Analog Multilevel eDRAM-RRAM CIM for Zeroth-Order Fine-tuning of LLMs
Published in imw 25, 2025
Recommended citation: M. Chen, L. Zheng, J. -Y. Lin, P. D. Ye and H. Li, "Analog Multilevel eDRAM-RRAM CIM for Zeroth-Order Fine-tuning of LLMs," 2025 IEEE International Memory Workshop (IMW), Monterey, CA, USA, 2025, pp. 1-4, doi: 10.1109/IMW61990.2025.11026966. keywords: {Large language models;Field effect transistors;Metals;Programming;In-memory computing;Common Information Model (computing);Silicon;Reliability;Optimization;Method of moments;Compute-in-memory (CIM);eDRAM;RRAM;MLC;oxide semiconductors;LLM fine-tuning},
Abstract: Zeroth-order fine-tuning eliminates explicit back-propagation and reduces memory overhead for large language models (LLMs), making it a promising approach for on-device fine-tuning tasks.
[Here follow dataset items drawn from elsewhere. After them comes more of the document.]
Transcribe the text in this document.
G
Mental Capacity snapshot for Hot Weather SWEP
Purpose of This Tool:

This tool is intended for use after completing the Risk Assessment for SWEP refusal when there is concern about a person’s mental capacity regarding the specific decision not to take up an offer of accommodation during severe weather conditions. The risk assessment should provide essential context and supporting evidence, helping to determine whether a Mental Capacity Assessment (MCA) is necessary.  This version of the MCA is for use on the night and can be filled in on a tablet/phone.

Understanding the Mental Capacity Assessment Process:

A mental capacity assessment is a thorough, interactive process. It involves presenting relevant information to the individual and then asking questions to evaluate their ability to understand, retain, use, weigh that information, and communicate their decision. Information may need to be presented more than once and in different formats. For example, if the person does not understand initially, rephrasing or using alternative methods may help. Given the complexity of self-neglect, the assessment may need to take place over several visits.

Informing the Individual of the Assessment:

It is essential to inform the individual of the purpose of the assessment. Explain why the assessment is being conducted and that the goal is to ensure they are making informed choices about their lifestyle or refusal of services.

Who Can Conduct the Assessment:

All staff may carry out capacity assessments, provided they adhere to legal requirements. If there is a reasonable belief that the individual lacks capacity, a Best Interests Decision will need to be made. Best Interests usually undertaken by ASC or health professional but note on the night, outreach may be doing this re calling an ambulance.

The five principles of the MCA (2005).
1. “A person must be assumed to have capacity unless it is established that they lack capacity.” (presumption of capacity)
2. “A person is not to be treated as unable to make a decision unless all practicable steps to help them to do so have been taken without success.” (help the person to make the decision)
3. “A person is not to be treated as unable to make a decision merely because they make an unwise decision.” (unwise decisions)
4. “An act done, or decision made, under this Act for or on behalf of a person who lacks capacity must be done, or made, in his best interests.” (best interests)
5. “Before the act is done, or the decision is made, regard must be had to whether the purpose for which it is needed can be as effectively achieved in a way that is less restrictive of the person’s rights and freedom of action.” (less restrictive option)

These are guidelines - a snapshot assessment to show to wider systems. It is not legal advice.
However, existing memory-centric accelerators fail to fully leverage these benefits due to inefficiencies in balancing bit density, compute-in-memory capability, and endurance-retention trade-off. We present a reliability-aware, analog multi-level-cell (MLC) eDRAM-RRAM compute-in-memory (CIM) solution co-designed with zeroth-order optimization for language model fine-tuning. An RRAM-assisted eDRAM MLC programming scheme is developed, along with a process-voltage-temperature (PVT)-robust, large-sensing-window time-to-digital converter (TDC). The MLC-eDRAM integrating two-finger MOM provides 12× improvement in bit density over state-of-the-art MLC design. Another 5× density and 2× retention benefits are gained by adopting BEOL In2O3 FETs.